Israel's Justice Minister Tzipi Livni arrives for talks with chief Palestinian negotiator Saeb Erekat and U.S. Secretary of State John Kerry
Israel's Justice Minister Tzipi Livni arrives for talks with chief Palestinian negotiator Saeb Erekat and U.S. Secretary of State John Kerry

By Allyn Fisher-Ilan

JERUSALEM (Reuters) - Israel's top peace negotiator said on Friday newly resumed talks with the Palestinians also held a wider opportunity for Israel to seek alliances with Arab world moderates against militants in the Middle East.

The U.S.-brokered talks were renewed last month after a three-year standoff, the latest session on Wednesday coming amid a row over new plans by Israel to expand its enclaves in territory Palestinians want for a state.

The sides have provided little detail about the talks, hoping a lower profile may help them reach Washington's ambitious goal of reaching a deal for Palestinian statehood in nine months, despite wide gaps over key issues.

Livni, speaking after meeting about the negotiations with visiting U.N. Secretary-General Ban ki-Moon on Friday, declined to say whether any progress had been made.

She said the talks have provided an opening "not only to relaunch negotiations but also to change the allies and alliances in the region."

"I believe there are parts in the Arab world that for them relaunching the negotiations can be an opportunity to support this and to work together against the extremists," she added, alluding to the turmoil in Egypt and Syria's civil war.

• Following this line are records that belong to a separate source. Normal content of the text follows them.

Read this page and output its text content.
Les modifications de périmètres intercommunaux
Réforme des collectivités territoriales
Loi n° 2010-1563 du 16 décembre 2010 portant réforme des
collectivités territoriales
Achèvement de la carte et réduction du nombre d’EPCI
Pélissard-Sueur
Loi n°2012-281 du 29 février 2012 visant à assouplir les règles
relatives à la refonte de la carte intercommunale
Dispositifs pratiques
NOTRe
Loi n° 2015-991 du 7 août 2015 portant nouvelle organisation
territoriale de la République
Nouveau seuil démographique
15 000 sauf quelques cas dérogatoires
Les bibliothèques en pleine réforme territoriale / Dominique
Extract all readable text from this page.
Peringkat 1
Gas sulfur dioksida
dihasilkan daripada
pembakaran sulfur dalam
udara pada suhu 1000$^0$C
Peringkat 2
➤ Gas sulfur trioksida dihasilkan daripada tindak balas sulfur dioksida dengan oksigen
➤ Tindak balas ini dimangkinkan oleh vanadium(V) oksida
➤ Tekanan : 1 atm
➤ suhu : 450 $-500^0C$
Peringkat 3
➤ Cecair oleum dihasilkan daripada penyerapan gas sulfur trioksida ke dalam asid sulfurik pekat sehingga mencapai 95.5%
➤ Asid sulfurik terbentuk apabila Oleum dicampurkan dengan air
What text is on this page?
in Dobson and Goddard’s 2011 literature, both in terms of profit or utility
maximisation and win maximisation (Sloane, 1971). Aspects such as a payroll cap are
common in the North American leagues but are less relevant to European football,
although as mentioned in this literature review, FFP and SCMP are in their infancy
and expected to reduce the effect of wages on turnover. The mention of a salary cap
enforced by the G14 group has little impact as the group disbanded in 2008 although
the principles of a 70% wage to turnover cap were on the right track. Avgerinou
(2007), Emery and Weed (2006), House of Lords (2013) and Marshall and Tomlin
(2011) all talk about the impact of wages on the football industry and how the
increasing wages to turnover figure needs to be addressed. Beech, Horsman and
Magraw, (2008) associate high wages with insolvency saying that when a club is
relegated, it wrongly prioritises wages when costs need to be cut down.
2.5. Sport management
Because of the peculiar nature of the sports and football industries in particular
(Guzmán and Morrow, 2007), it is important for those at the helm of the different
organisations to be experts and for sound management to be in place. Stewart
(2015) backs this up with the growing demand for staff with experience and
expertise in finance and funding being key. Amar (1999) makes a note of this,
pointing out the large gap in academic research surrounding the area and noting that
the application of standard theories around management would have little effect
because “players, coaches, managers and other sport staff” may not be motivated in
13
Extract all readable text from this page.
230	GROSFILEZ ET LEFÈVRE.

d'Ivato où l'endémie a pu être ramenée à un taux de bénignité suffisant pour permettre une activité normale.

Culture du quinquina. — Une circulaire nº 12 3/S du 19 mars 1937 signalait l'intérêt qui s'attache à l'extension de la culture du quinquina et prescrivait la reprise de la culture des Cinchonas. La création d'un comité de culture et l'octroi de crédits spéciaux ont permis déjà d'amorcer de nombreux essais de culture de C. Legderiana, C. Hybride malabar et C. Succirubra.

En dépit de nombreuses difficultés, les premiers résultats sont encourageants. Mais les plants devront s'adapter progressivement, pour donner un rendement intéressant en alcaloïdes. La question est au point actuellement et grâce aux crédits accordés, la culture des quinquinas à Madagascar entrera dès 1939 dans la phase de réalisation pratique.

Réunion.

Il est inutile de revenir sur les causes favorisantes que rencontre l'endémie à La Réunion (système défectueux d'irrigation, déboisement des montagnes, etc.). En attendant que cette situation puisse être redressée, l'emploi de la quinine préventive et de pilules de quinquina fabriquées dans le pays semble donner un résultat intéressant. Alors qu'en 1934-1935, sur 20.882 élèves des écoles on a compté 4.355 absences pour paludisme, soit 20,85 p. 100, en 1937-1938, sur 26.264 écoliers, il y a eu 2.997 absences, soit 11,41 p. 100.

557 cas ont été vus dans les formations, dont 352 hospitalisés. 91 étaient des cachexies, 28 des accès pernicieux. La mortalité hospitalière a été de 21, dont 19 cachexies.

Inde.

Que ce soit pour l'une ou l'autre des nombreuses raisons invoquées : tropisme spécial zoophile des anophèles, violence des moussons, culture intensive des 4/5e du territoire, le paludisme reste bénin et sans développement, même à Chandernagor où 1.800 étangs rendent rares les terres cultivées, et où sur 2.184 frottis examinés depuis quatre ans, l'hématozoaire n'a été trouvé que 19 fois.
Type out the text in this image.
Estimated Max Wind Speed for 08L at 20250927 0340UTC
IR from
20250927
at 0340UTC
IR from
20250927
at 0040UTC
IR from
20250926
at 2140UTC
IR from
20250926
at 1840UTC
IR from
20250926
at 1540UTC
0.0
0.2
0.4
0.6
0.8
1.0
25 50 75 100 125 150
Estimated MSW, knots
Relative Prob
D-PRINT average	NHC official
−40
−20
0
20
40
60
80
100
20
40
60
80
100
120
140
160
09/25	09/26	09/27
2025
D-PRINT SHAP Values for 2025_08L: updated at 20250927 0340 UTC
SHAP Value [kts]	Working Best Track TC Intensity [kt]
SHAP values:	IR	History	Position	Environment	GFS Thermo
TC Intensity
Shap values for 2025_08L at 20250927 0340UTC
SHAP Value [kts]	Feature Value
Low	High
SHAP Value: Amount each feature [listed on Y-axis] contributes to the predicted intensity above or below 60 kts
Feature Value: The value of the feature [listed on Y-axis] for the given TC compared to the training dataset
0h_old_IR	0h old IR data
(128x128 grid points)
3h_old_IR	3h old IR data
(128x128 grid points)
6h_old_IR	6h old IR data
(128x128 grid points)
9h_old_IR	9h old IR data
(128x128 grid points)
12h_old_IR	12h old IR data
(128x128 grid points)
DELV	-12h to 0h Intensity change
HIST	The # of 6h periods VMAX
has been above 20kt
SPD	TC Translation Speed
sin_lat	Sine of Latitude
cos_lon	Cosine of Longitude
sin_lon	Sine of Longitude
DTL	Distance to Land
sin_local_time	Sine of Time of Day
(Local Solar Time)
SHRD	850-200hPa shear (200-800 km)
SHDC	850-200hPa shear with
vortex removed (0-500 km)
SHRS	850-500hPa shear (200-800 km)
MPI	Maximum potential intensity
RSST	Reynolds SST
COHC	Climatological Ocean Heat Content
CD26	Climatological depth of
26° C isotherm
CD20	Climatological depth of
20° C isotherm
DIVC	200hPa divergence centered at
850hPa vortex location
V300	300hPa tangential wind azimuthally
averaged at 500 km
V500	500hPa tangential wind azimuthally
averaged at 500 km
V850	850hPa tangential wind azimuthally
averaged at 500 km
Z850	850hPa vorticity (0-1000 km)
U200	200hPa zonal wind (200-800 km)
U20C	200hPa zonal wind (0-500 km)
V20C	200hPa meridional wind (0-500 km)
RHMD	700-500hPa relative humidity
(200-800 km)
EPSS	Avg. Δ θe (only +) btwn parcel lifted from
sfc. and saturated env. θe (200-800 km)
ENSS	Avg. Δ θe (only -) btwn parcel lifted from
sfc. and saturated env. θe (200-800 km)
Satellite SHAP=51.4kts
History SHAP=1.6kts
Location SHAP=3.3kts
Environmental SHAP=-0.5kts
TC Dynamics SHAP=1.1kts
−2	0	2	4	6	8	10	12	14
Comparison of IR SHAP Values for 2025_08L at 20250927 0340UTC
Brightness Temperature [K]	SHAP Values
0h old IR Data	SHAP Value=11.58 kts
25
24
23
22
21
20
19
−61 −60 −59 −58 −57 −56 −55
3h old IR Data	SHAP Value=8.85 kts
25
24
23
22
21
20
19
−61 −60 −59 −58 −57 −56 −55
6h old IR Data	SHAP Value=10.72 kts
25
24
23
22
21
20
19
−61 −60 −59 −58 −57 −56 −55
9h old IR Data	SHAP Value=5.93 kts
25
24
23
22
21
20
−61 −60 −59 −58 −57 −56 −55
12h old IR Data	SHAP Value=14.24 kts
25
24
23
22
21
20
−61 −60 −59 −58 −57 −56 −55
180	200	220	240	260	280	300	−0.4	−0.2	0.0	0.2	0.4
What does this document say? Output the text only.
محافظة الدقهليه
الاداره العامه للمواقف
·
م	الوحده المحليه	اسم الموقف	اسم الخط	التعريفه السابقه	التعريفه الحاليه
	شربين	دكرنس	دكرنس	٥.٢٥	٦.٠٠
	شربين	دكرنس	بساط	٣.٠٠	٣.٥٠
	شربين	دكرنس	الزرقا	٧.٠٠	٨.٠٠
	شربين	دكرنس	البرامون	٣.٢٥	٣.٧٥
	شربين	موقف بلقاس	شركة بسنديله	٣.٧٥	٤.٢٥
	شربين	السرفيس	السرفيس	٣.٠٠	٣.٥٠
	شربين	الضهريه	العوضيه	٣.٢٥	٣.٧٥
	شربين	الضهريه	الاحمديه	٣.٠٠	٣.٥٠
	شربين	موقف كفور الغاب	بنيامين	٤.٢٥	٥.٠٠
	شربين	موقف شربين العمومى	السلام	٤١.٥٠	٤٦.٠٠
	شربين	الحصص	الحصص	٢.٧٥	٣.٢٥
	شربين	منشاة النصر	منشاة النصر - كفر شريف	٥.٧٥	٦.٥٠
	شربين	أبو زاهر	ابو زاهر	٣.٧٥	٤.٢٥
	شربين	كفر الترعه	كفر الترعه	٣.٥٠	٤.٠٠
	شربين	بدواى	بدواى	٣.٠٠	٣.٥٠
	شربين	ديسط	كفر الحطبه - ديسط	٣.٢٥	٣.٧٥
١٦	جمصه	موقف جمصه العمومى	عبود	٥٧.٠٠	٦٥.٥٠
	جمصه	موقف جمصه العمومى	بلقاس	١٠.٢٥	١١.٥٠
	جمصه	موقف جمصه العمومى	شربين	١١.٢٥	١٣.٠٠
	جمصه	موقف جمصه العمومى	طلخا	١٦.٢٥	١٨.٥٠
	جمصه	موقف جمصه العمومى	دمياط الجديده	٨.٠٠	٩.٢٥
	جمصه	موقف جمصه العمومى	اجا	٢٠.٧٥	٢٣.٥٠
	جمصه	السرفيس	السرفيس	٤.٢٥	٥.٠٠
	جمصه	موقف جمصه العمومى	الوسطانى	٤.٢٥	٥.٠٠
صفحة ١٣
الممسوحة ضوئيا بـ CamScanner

Palestinian President Mahmoud Abbas said at a meeting with Ban on Thursday, the negotiations with Israel had thus far dealt with "all the final status issues" but that it was "too early to say whether we've accomplished anything or not."

The Arab League, Jordan and Egypt's military-led government that deposed Muslim Brotherhood rulers last month have welcomed the resumption of peace talks, also with backing from the Arab League whose 2002 peace initiative remains on the table for possible recognition of Israel after the dispute is resolved.

Israel has peace treaties with two Arab countries, Egypt, signed in 1979 and Jordan, in 1994 but remains technically at war with much of the Arab world since the conflict over Israel's founding in 1948.

BAN 'DEEPLY TROUBLED'

Ban said in his Ramallah talks with Abbas he was "deeply troubled by Israel's continuing settlement activity in the West Bank, including East Jerusalem."

The U.N. chief was referring to plans for some 1,200 new housing units in the territory Israel captured in a 1967 war that Israel published ahead of this week's talks.

Ban praised Israel's release of 26 of the 104 prisoners promised under a deal that led to resuming peace talks, but expressed concern for 5,000 other Palestinians in Israeli jails, some of whom have been on intermittent hunger strikes.

Israeli Defense Minister Moshe Yaalon said he told Ban that Hezbollah guerrillas in Lebanon of violating a 2006 ceasefire with activity close to Israel's border, such as weapons depots in south Lebanese villages.

Israel was worried about conflict in neighboring countries, he said in a statement released by his office: "The Middle East is in the throes of a strategic earthquake and there will be instability in the region for a long time to come."